Forra Integrantes da força-tarefa estampavam uma satisfação no rosto na sexta-feira com a prisão de Marcelo. No grupo, havia irritação com a postura da empresa para “tentar melar” a operação e minar a credibilidade de delegados e procuradores.

Intercâmbio Aécio Neves (PSDB-MG) conversou neste domingo com o governador de Miranda, Henrique Capriles, opositor de Nicolas Maduro. O ex-presidenciável venezuelano aceitou convite do tucano e virá ao Brasil na primeira semana de agosto.


TIROTEIO

O Datafolha mostrou que Lula está certo: a popularidade de Dilma chegou ao volume morto. E agora é que vai começar a seca.

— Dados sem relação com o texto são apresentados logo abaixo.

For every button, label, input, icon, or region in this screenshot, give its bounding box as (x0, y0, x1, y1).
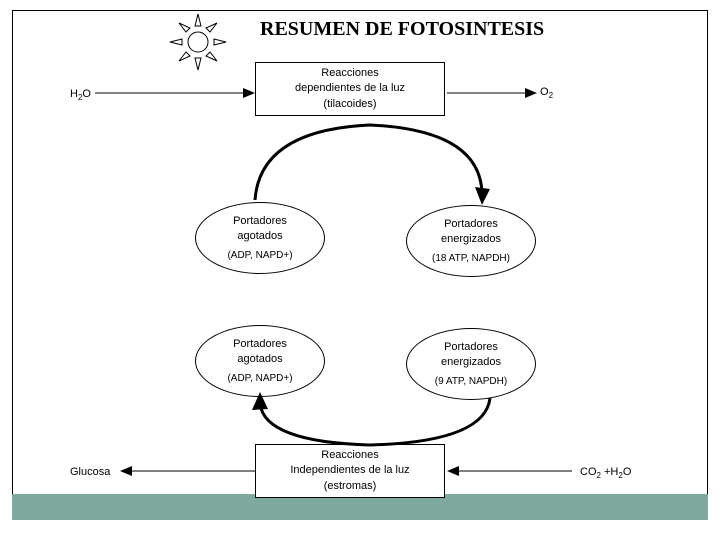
depleted-carriers-2: Portadores agotados (ADP, NAPD+) (195, 325, 325, 397)
stroma-label: (estromas) (262, 479, 438, 494)
glucose-output-label: Glucosa (70, 466, 110, 478)
h2o-input-label: H2O (70, 88, 91, 102)
depleted-carriers-1: Portadores agotados (ADP, NAPD+) (195, 202, 325, 274)
energized-carriers-1: Portadores energizados (18 ATP, NAPDH) (406, 205, 536, 277)
arrow-glucose-out (120, 463, 255, 483)
sun-icon (168, 12, 228, 72)
o2-output-label: O2 (540, 86, 553, 100)
thylakoid-label: (tilacoides) (262, 97, 438, 112)
arrow-o2-out (447, 85, 537, 105)
light-reactions-box: Reacciones dependientes de la luz (tilac… (255, 62, 445, 116)
arrow-co2-in (447, 463, 572, 483)
diagram-title: RESUMEN DE FOTOSINTESIS (260, 18, 544, 41)
arrow-h2o-in (95, 85, 255, 105)
cycle-arrow-bottom (210, 390, 520, 455)
reactions-label: Reacciones (262, 66, 438, 81)
light-independent-label: Independientes de la luz (262, 463, 438, 478)
light-dependent-label: dependientes de la luz (262, 81, 438, 96)
co2-h2o-input-label: CO2 +H2O (580, 466, 631, 480)
cycle-arrow-top (220, 115, 520, 210)
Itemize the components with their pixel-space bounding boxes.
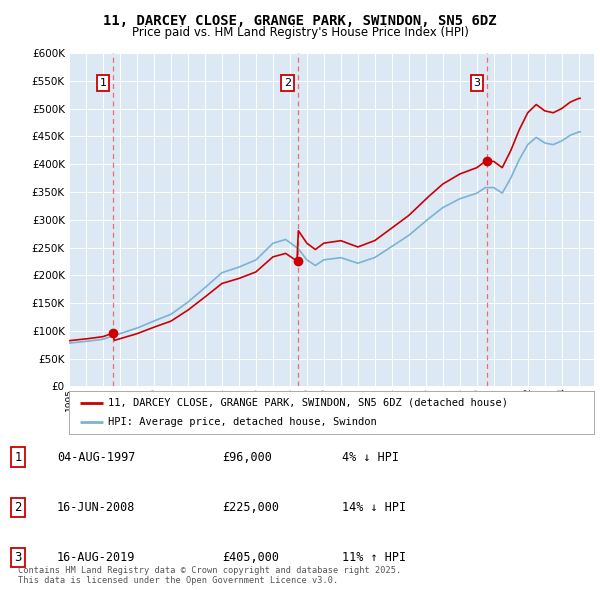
Text: 14% ↓ HPI: 14% ↓ HPI xyxy=(342,501,406,514)
Text: 11, DARCEY CLOSE, GRANGE PARK, SWINDON, SN5 6DZ: 11, DARCEY CLOSE, GRANGE PARK, SWINDON, … xyxy=(103,14,497,28)
Text: 3: 3 xyxy=(14,551,22,564)
Text: £96,000: £96,000 xyxy=(222,451,272,464)
Text: 11, DARCEY CLOSE, GRANGE PARK, SWINDON, SN5 6DZ (detached house): 11, DARCEY CLOSE, GRANGE PARK, SWINDON, … xyxy=(109,398,508,408)
Text: 04-AUG-1997: 04-AUG-1997 xyxy=(57,451,136,464)
Text: 4% ↓ HPI: 4% ↓ HPI xyxy=(342,451,399,464)
Text: £225,000: £225,000 xyxy=(222,501,279,514)
Text: 2: 2 xyxy=(284,78,291,88)
Text: 1: 1 xyxy=(100,78,106,88)
Text: Contains HM Land Registry data © Crown copyright and database right 2025.
This d: Contains HM Land Registry data © Crown c… xyxy=(18,566,401,585)
Text: HPI: Average price, detached house, Swindon: HPI: Average price, detached house, Swin… xyxy=(109,417,377,427)
Text: 2: 2 xyxy=(14,501,22,514)
Text: 11% ↑ HPI: 11% ↑ HPI xyxy=(342,551,406,564)
Text: 3: 3 xyxy=(473,78,481,88)
Text: 1: 1 xyxy=(14,451,22,464)
Text: £405,000: £405,000 xyxy=(222,551,279,564)
Text: 16-AUG-2019: 16-AUG-2019 xyxy=(57,551,136,564)
Text: Price paid vs. HM Land Registry's House Price Index (HPI): Price paid vs. HM Land Registry's House … xyxy=(131,26,469,39)
Text: 16-JUN-2008: 16-JUN-2008 xyxy=(57,501,136,514)
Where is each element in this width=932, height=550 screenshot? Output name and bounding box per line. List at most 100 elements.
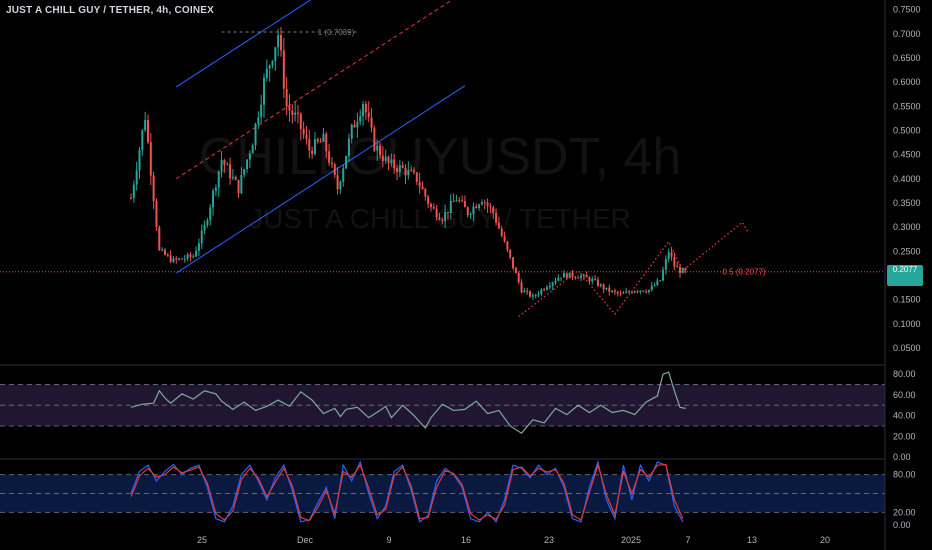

DE BRUNO ARAÚJO (PSDB-PE), líder da minoria na Câmara, sobre pesquisa que mostra que a aprovação à presidente é de 10%, menor índice já registrado.


CONTRAPONTO

Esgrima de cavalheiros

Em 2004, então líder do PFL, José Carlos Aleluia (BA) idealizou o “prêmio Berzoini” de “maldades” contra aposentados, depois que o Ministério da Previdência, comandado pelo petista, criou recadastramento de idosos.
Neste ano, os dois se encontraram em audiência na Câmara. Diante de uma questão polida do deputado do DEM, o ministro, agora nas Comunicações, brincou:
–S.Exa. foi suave hoje! Já não é o mesmo Aleluia que conheci há dez anos. Mas, certamente, na réplica será!
Aleluia retomou a palavra, mas de novo moderado:
–V. Exa. adquiriu maturidade. Farei a réplica com cuidado, para que não haja necessidade de tréplica.